Make cauls out of acrylic, or wood wrapped in nonstick plastic or waxed paper. The size depends on the shape of the crack and whether it requires one Crack Clamp or several.
Keep the surfaces clean
Inspect the crack for dirt, lacquer chips or other debris. Use compressed air to remove particles.
Thread the wire
Put a short length of our .014" wire supplied into the pin vise, leaving about 1/4" exposed. Use this to pierce a hole through the crack where the Crack Clamp will be placed.
Cut a piece of wire long enough to run in through the pierced hole and back out through the guitar's soundhole. A piece of tape on this wire will keep it from slipping into the guitar.
Thread a wooden cleat onto the end of the wire. The non-beveled side is the gluing surface that will contact the repair.
Add the brass anchor. Thread the wire through lengthwise, then add a couple loops through the cross holes to secure it.
Do a dry run
At this stage, do dry-clamp test. A dry run shows you how much tension it takes to close the crack. Find this out before applying glue, so you have no surprises later when working fast with wet glue.
Pump glue into the crack
Work glue into the crack from the outside, using the air gun. Pressure of 10psi is sufficient to push most glues. Don't overdo the pressure: you don't want glue running out the opposite side of the repair. Paper towels inside the guitar will catch drips. Clean up any excess glue, inside and outside.
Glue the cleat
Apply glue to the cleat and pull the wire to bring the cleat into contact with the crack on the inside of the guitar.
Tighten the Crack Clamp
On the outside, thread the caul onto the wire. Wrap the wire around the tuner shaft and carefully tighten the wire, pulling the crack together until the two sides are level.

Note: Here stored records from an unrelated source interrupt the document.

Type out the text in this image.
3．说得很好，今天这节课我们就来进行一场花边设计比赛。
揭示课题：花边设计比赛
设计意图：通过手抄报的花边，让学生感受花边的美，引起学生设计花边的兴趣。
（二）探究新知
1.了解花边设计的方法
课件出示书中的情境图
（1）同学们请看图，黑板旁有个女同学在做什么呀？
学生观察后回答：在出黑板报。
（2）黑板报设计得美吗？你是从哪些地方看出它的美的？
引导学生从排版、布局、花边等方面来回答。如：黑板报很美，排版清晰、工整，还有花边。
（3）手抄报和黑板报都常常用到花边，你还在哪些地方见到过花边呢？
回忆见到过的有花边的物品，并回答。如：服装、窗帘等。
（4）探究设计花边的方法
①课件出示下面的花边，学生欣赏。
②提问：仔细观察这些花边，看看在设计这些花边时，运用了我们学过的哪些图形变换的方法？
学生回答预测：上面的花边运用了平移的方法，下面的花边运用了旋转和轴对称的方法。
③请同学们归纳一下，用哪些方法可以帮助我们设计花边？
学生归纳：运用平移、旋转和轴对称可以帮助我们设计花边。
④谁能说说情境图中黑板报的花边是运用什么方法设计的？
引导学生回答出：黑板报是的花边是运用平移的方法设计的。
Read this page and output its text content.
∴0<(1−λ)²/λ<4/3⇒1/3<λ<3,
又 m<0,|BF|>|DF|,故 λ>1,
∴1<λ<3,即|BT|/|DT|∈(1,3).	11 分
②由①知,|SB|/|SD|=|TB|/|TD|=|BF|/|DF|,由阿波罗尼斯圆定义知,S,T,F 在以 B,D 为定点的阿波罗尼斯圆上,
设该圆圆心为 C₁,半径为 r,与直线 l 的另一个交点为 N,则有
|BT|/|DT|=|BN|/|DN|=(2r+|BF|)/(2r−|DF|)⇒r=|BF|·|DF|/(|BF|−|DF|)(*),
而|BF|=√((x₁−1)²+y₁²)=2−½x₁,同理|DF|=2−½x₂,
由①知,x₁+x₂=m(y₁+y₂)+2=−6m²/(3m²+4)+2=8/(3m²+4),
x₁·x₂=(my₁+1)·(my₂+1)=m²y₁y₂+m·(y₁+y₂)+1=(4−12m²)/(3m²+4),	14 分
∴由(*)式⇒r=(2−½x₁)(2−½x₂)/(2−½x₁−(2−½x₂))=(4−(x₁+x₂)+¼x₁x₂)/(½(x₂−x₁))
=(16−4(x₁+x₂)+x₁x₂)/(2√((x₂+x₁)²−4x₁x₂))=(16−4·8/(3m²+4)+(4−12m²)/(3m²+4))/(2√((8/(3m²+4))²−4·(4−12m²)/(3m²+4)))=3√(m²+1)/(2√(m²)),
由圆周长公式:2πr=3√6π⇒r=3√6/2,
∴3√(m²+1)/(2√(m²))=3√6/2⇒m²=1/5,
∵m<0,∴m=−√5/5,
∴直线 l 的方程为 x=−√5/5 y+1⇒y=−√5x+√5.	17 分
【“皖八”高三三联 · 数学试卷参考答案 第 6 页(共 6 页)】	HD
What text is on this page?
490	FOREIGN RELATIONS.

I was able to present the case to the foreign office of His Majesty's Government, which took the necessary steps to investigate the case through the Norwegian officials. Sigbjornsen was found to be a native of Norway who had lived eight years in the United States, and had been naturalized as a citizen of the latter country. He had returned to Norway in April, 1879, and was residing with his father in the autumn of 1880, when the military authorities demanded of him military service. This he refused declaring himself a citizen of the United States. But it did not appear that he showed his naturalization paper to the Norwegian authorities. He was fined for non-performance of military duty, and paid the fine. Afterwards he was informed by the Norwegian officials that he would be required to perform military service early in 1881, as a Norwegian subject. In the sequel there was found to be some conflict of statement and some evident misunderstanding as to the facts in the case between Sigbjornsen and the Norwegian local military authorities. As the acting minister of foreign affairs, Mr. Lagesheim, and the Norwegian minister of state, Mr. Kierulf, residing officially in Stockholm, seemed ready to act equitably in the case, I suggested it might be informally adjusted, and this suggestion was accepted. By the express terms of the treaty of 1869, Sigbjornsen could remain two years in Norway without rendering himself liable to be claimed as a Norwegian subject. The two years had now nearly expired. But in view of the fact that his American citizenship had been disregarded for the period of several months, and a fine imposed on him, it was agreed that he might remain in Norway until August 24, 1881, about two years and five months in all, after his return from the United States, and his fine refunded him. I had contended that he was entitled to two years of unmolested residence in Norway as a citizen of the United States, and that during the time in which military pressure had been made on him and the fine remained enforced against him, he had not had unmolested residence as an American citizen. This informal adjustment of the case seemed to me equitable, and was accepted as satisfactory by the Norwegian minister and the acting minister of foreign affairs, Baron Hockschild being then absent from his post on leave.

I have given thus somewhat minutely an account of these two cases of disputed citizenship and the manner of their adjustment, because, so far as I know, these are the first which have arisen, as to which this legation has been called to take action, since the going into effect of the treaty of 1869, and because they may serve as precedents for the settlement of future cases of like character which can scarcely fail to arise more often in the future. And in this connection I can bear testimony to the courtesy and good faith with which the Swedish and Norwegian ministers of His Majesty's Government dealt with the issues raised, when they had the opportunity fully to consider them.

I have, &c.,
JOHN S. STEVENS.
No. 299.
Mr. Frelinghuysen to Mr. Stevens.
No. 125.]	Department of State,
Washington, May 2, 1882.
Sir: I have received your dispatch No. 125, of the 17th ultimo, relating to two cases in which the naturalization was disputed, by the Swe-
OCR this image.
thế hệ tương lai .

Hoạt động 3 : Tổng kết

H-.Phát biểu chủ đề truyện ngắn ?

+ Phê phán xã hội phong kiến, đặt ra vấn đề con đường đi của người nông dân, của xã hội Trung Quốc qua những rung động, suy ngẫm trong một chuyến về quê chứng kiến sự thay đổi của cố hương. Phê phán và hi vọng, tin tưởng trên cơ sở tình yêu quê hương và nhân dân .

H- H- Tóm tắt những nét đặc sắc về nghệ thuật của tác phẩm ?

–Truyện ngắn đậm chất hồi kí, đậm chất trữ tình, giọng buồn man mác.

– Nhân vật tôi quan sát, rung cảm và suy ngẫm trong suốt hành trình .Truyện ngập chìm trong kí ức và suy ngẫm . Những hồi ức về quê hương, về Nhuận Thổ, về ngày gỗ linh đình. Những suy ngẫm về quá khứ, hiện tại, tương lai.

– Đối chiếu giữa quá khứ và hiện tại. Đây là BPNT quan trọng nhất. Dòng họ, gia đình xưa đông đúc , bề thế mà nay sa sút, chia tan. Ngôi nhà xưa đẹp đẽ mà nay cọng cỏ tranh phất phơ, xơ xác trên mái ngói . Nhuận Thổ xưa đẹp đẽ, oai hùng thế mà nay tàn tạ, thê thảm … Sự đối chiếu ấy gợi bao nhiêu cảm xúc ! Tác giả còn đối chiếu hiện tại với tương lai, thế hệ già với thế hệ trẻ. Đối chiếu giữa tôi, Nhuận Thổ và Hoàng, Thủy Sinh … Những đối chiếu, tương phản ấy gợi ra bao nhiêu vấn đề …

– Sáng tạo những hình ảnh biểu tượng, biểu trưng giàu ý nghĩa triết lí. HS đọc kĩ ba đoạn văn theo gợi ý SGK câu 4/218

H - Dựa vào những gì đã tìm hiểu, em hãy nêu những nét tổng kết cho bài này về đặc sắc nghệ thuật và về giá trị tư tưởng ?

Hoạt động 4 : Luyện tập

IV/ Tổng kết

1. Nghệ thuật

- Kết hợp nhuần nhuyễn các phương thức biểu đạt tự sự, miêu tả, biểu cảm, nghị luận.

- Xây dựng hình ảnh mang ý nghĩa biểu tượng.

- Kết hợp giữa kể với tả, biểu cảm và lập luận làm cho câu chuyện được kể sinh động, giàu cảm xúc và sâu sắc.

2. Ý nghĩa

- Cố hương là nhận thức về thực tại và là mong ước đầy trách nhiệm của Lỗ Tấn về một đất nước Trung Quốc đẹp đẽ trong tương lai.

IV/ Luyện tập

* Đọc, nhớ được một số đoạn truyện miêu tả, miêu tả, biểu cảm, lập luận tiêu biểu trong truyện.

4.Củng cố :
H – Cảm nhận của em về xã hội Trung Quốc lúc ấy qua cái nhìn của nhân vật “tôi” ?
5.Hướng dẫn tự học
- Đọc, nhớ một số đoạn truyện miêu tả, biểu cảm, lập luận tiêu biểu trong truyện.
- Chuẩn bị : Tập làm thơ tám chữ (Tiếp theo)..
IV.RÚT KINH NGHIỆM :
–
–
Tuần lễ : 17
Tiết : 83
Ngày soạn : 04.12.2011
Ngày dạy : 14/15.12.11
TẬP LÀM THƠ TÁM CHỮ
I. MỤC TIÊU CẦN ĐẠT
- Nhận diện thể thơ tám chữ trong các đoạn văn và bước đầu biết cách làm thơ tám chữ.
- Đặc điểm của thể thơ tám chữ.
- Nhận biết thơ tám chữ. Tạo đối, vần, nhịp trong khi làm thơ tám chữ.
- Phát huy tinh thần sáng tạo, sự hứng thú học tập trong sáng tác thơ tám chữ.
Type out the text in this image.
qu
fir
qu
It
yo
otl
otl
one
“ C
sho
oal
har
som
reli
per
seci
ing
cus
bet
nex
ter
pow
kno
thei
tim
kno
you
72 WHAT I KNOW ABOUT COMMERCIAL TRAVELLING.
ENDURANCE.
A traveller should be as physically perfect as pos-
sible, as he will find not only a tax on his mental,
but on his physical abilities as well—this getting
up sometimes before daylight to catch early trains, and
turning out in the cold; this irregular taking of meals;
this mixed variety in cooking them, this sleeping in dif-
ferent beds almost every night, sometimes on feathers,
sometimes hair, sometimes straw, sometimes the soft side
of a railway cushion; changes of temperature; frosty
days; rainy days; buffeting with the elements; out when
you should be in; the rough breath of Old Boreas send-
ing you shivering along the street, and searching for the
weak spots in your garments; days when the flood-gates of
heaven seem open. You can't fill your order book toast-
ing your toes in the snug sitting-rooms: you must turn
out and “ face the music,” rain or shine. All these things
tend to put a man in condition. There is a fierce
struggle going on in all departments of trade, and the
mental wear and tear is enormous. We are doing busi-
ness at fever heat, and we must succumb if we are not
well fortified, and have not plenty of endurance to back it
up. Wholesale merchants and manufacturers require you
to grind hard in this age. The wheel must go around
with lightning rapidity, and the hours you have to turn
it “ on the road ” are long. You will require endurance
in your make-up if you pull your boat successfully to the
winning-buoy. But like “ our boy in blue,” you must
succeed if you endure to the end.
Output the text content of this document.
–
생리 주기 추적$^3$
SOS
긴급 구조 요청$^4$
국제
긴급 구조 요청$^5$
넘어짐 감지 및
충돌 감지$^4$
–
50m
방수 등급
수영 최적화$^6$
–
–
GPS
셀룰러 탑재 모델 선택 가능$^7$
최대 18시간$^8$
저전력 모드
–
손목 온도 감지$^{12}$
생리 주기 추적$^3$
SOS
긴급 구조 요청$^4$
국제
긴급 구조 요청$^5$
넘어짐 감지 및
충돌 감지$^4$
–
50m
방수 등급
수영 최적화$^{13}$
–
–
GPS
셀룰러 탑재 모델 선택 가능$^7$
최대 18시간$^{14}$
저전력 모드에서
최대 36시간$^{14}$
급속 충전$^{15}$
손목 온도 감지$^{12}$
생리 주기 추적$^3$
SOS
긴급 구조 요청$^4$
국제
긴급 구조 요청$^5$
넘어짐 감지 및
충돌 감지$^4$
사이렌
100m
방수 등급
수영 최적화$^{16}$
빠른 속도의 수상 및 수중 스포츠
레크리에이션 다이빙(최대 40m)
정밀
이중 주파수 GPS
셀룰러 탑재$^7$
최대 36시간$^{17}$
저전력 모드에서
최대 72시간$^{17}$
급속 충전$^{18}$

You want the grain on the cleat to sit at approximately 45 degrees to the crack, providing strength to resist the forces that created the crack originally. Use a mirror inside the guitar to see that it's oriented this way before you finish tightening. Clean up any glue squeezeout.
When your glue has dried, the crack repair is complete, with the small wooden cleat(s) holding it shut permanently.
The small hole left by the wire can be patched with glue or matching filler. After removing the clamp and wire there will be a small hole(s) left from where the wire passed through the repair if it was a tight crack. This hole can be patched with glue or matching filler.
Sometimes, a crack that's been repaired is still missing bits of wood. A gap like this can be filled with a sliver of matching wood or wood filler.